Russia has targeted Ukrainian power plants after a series of battlefield setbacks, including its retreat from Kherson to the east bank of the Dnipro River.

3. “Ukraine’s health system is facing its darkest days of war yet,” WHO says

The World Health Organization’s regional director for Europe has issued a stark warning following his visit to Ukraine.

According to Hans Kluge, up to 3 million more people could leave their Ukrainian homes this winter in search of warmth and safety.

“Ukraine’s healthcare system is facing its darkest days of the war yet,” Kluge said in a statement.

“After more than 700 attacks, it is now also a victim of the energy crisis. Access to health care must not be held hostage,” he added.

According to the WHO, hundreds of Ukrainian hospitals and health facilities lack fuel, water and electricity to meet people’s basic needs.

“We expect that another 2 to 3 million people will leave their homes in search of warmth and safety,” said Kluge.

“They will face unique health challenges, including respiratory infections such as Covid-19, pneumonia, influenza and the serious risk of diphtheria and measles in the under-vaccinated population.”

The UN health agency has called for the establishment of a “humanitarian health corridor” for all areas of Ukraine retaken from Kyiv and occupied by Russian forces.

Ground fighting continues in eastern Ukraine, where Russia has mobilized its forces from Kherson.

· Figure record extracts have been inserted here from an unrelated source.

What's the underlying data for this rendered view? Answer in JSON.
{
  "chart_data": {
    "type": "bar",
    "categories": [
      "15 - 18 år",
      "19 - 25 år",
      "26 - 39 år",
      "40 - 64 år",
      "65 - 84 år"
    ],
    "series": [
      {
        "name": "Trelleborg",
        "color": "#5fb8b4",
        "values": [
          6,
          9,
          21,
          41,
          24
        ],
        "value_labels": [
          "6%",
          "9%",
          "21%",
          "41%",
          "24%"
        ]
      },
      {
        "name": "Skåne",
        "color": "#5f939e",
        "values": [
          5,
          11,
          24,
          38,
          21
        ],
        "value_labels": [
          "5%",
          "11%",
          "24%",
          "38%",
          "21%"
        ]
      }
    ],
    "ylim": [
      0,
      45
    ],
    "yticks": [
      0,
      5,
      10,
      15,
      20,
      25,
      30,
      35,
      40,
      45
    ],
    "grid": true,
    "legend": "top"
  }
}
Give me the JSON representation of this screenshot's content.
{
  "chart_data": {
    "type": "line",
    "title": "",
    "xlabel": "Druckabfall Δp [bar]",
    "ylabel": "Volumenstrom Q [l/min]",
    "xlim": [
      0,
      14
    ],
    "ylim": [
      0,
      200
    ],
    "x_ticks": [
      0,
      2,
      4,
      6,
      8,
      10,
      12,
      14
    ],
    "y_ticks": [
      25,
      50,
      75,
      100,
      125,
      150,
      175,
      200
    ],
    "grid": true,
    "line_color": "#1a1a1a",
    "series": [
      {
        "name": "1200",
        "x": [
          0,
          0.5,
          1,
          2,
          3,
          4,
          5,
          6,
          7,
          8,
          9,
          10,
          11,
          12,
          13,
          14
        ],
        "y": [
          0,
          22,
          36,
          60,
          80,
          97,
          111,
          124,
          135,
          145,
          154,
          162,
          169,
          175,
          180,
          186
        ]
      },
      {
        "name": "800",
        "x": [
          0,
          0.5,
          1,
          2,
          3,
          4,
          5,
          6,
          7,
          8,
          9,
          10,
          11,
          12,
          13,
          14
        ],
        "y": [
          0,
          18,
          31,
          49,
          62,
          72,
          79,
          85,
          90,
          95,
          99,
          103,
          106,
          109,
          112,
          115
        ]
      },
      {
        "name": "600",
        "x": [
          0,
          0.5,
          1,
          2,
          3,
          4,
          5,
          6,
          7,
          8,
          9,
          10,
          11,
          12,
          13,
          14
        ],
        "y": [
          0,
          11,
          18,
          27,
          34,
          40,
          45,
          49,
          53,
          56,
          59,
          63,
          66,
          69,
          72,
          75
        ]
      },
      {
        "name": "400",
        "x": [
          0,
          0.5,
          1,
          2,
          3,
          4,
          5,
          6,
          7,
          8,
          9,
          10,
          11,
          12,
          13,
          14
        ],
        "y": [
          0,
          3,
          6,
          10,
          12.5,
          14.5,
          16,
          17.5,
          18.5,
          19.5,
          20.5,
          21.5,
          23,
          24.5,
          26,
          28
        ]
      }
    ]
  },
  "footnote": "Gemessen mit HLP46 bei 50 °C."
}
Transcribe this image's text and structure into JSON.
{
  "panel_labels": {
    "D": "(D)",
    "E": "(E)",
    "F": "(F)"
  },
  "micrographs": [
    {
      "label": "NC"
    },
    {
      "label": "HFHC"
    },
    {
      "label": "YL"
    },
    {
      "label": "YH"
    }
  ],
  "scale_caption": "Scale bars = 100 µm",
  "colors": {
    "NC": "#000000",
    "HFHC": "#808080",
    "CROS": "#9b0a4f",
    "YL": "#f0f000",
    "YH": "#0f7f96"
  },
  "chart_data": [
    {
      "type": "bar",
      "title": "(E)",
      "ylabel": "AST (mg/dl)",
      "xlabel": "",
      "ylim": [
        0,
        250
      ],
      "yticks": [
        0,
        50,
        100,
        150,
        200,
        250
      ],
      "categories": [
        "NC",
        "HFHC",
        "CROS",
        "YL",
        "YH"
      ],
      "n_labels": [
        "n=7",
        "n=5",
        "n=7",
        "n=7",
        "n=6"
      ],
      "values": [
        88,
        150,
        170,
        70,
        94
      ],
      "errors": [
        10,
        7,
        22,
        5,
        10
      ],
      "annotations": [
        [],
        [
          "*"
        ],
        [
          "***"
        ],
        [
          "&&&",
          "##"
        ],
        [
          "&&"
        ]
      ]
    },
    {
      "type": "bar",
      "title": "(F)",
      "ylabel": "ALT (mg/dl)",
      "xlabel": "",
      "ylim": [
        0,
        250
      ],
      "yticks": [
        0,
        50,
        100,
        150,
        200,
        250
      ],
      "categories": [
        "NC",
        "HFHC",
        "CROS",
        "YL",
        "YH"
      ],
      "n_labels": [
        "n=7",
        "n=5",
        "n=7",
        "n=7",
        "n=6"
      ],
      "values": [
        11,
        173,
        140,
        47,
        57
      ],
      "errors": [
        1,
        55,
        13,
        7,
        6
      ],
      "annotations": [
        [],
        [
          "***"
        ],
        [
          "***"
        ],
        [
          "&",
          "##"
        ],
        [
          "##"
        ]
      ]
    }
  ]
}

The General Staff of Ukraine’s Armed Forces said Tuesday it had repelled numerous Russian attacks in several areas of the Donetsk region.

“The enemy does not stop shelling the positions of our troops and settlements near the line of contact,” she claimed. “Attacks continue to damage critical infrastructure and homes.”

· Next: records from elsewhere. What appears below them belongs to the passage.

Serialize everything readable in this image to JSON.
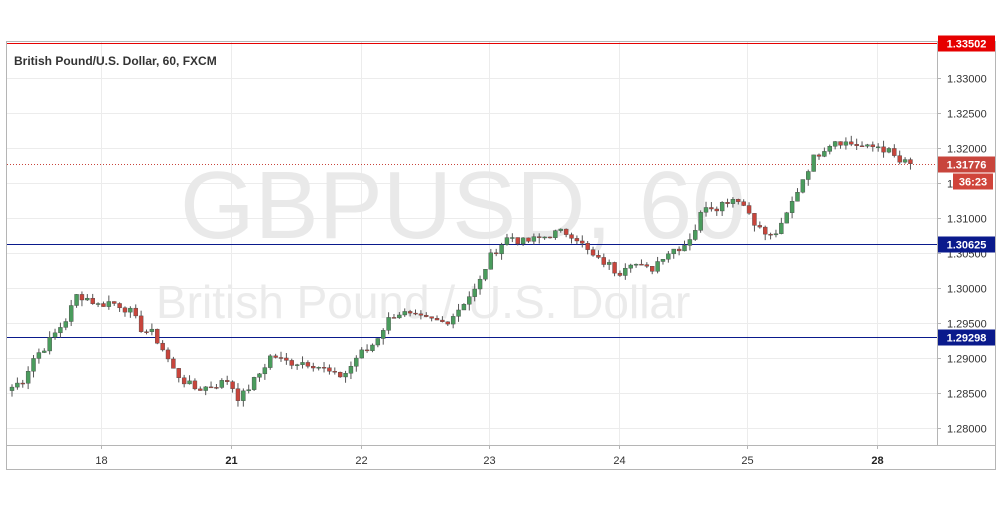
{
  "header": {
    "title": "British Pound/U.S. Dollar, 60, FXCM"
  },
  "watermark": {
    "symbol": "GBPUSD, 60",
    "name": "British Pound / U.S. Dollar"
  },
  "colors": {
    "up": "#4a9c5d",
    "down": "#c8453c",
    "wick": "#555555",
    "grid": "#ececec",
    "resistance": "#e60000",
    "support": "#0a1a8c",
    "price_line": "#c8453c",
    "timer_bg": "#d0453b"
  },
  "chart_data": {
    "type": "candlestick",
    "symbol": "GBPUSD",
    "timeframe": "60",
    "ylim": [
      1.2775,
      1.3352
    ],
    "y_ticks": [
      "1.28000",
      "1.28500",
      "1.29000",
      "1.29500",
      "1.30000",
      "1.30500",
      "1.31000",
      "1.31500",
      "1.32000",
      "1.32500",
      "1.33000"
    ],
    "x_ticks": [
      {
        "label": "18",
        "bold": false
      },
      {
        "label": "21",
        "bold": true
      },
      {
        "label": "22",
        "bold": false
      },
      {
        "label": "23",
        "bold": false
      },
      {
        "label": "24",
        "bold": false
      },
      {
        "label": "25",
        "bold": false
      },
      {
        "label": "28",
        "bold": true
      }
    ],
    "horizontal_levels": [
      {
        "label": "1.33502",
        "value": 1.33502,
        "style": "solid",
        "color": "#e60000"
      },
      {
        "label": "1.30625",
        "value": 1.30625,
        "style": "solid",
        "color": "#0a1a8c"
      },
      {
        "label": "1.29298",
        "value": 1.29298,
        "style": "solid",
        "color": "#0a1a8c"
      }
    ],
    "current_price": {
      "label": "1.31776",
      "value": 1.31776,
      "countdown": "36:23"
    },
    "path": [
      [
        1.2858,
        0
      ],
      [
        1.2868,
        0
      ],
      [
        1.29,
        0
      ],
      [
        1.2915,
        0
      ],
      [
        1.2935,
        0
      ],
      [
        1.2955,
        0
      ],
      [
        1.299,
        0
      ],
      [
        1.2985,
        0
      ],
      [
        1.2975,
        0
      ],
      [
        1.298,
        0
      ],
      [
        1.2975,
        0
      ],
      [
        1.2965,
        0
      ],
      [
        1.294,
        0
      ],
      [
        1.2935,
        0
      ],
      [
        1.291,
        0
      ],
      [
        1.288,
        0
      ],
      [
        1.2865,
        0
      ],
      [
        1.2855,
        0
      ],
      [
        1.2858,
        0
      ],
      [
        1.2862,
        0
      ],
      [
        1.2868,
        0
      ],
      [
        1.284,
        0
      ],
      [
        1.286,
        0
      ],
      [
        1.288,
        0
      ],
      [
        1.2905,
        0
      ],
      [
        1.2895,
        0
      ],
      [
        1.2893,
        0
      ],
      [
        1.2894,
        0
      ],
      [
        1.289,
        0
      ],
      [
        1.2882,
        0
      ],
      [
        1.2872,
        0
      ],
      [
        1.288,
        0
      ],
      [
        1.2905,
        0
      ],
      [
        1.2912,
        0
      ],
      [
        1.2935,
        0
      ],
      [
        1.296,
        0
      ],
      [
        1.2965,
        0
      ],
      [
        1.2958,
        0
      ],
      [
        1.2955,
        0
      ],
      [
        1.2953,
        0
      ],
      [
        1.295,
        0
      ],
      [
        1.2965,
        0
      ],
      [
        1.2985,
        0
      ],
      [
        1.3,
        0
      ],
      [
        1.304,
        0
      ],
      [
        1.306,
        0
      ],
      [
        1.3075,
        0
      ],
      [
        1.3065,
        0
      ],
      [
        1.3068,
        0
      ],
      [
        1.3072,
        0
      ],
      [
        1.3078,
        0
      ],
      [
        1.308,
        0
      ],
      [
        1.3075,
        0
      ],
      [
        1.3055,
        0
      ],
      [
        1.304,
        0
      ],
      [
        1.3035,
        0
      ],
      [
        1.302,
        0
      ],
      [
        1.304,
        0
      ],
      [
        1.303,
        0
      ],
      [
        1.3025,
        0
      ],
      [
        1.3045,
        0
      ],
      [
        1.3055,
        0
      ],
      [
        1.306,
        0
      ],
      [
        1.308,
        0
      ],
      [
        1.312,
        0
      ],
      [
        1.3115,
        0
      ],
      [
        1.3125,
        0
      ],
      [
        1.313,
        0
      ],
      [
        1.311,
        0
      ],
      [
        1.3085,
        0
      ],
      [
        1.3072,
        0
      ],
      [
        1.3085,
        0
      ],
      [
        1.312,
        0
      ],
      [
        1.3155,
        0
      ],
      [
        1.3185,
        0
      ],
      [
        1.32,
        0
      ],
      [
        1.3212,
        0
      ],
      [
        1.3208,
        0
      ],
      [
        1.3205,
        0
      ],
      [
        1.32,
        0
      ],
      [
        1.3203,
        0
      ],
      [
        1.3195,
        0
      ],
      [
        1.318,
        0
      ],
      [
        1.31776,
        0
      ]
    ]
  }
}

Four people have been killed and four others injured in the Ukrainian-controlled areas of the Donetsk region in the past 24 hours, regional governor Pavlo Kyryleno said on Telegram.

Russian missiles also reportedly hit a humanitarian aid distribution center in the city of Orihiv in Zaporizhia, killing one person and injuring two others.

4. Poland deploys German Patriot missiles near the border with Ukraine

Poland’s defense minister said the country will deploy more Patriot missile launchers from Germany near the Ukrainian border.

Berlin had offered the air defense system to help Warsaw intercept missiles after two people were killed by a missile last week.

“The German Defense Minister has confirmed her willingness to use the Patriot launcher on the border with Ukraine,” Polish Minister Mariusz Blaszczak wrote on Twitter.

“The version of the system has yet to be determined, as well as how quickly they will reach us and how long they will be stationed.”

The NATO allies had already announced that German Eurofighters would offer their help in patrolling Polish airspace.

Last week’s deadly airstrike on the Polish border village of Przewodow had raised fears that the Ukraine war could spill over into NATO territory.

NATO Secretary General Jens Stoltenberg has said that the missile was apparently accidentally fired by the Ukrainian air defenses.

Since Russia’s invasion of Ukraine in February, the military alliance has sought to strengthen air defenses in Eastern Europe.